The Leafs are not interested in rushing their top goaltender into action. If they feel another night off is necessary, there is no rush to throw him under the bus and scream “stop everything!” MacDonald, who had a very strong outing on Saturday night in Vancouver, may have even earned himself the job in goal tonight.
MapleLeafs.com suggests Gustavsson could start tonight:
“Toronto is still waiting to get its regular goaltending tandem of Vesa Toskala and Jonas Gustavsson back. Both players made the trip and Gustavsson could be activated for this game. Forward Phil Kessel, the Leafs’ big offseason acquisition, might be about 10 days from making his season debut. Knee surgery will cost defenseman Mike Van Ryn the entire season.”
Yes, you read that correctly, they gave Phil Kessel 10 days. I would not buy into that thought so quickly. Phil Kessel has told the team doctors his shoulder is not strong enough for the full physical practice. I believe at this point, Phil Kessel is the only determining factor of how he actually feels and if he says he is not 100%, give him more time. Howard Berger has talked with Phil Kessel and suggested he would not be available for another 3 to 4 weeks.
While all these things go on around Leaf-land, there is one unfortunate stat that is starting to linger rather strongly: the “Playoff Point”. For a club that has suggested it will be competing for the post-season this year, I have done many determining assessments of how many games a team cannot afford to lose in order to crack the very last position.
A few seasons ago, that number was 91 points, then 92, and last season it was 93 points by the Montreal Canadiens. If you go off the 93 points assessment, here is how it breaks down:
There are 82 games or 164 points.
The Leafs have played 8 games or 16 points, and only have 1 point in those efforts.
If the Leafs require 93 points, and already have one, that’s 92 points they require in their final 74 games.

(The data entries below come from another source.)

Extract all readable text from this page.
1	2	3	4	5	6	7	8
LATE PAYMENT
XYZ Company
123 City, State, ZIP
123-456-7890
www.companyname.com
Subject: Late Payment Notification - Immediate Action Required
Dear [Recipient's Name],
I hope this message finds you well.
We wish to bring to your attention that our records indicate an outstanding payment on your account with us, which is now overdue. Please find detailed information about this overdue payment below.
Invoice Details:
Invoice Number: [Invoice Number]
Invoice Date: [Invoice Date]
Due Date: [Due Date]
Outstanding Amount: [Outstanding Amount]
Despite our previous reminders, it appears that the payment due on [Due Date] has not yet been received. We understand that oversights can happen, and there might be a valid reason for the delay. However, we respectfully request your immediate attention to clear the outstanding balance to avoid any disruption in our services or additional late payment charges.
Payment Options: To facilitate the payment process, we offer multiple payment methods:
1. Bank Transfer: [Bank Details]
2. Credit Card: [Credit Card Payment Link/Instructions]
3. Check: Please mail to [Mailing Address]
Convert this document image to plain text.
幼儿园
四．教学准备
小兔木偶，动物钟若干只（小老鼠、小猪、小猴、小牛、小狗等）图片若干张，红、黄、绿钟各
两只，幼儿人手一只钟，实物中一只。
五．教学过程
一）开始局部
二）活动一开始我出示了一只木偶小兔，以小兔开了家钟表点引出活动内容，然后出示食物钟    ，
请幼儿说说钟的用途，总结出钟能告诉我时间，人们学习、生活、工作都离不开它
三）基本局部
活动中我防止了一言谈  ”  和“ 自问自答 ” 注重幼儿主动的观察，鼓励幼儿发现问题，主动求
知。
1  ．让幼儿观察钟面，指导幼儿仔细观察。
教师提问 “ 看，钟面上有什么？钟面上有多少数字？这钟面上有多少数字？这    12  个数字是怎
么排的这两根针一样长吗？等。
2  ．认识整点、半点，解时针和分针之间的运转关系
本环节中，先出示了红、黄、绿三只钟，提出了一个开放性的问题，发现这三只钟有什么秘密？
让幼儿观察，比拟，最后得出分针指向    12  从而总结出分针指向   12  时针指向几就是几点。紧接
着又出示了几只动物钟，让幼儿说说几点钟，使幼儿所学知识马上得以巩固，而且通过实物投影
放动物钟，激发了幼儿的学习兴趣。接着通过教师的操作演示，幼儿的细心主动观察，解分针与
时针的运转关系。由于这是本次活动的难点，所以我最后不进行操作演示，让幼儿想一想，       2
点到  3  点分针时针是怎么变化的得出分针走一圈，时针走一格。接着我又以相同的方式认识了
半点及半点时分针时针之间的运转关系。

Divide 92 points in half: 46 games.
Subtract the 46 games (wins) from their 74 final games: 28 games.
If the Leafs lose anymore than 28 games (56 points), they are officially out of the playoffs.
I apologize if that’s already a hard pill to swallow at this point, but facts are facts, and the Leafs need to get out of this funk right now. If they do not, and there are no draft picks to look forward to, this will be a complete write-off season for the Maple Leafs.
But with every end, there is a new beginning, and it’s where the Leafs want to begin tonight. It all starts with the Anaheim Ducks.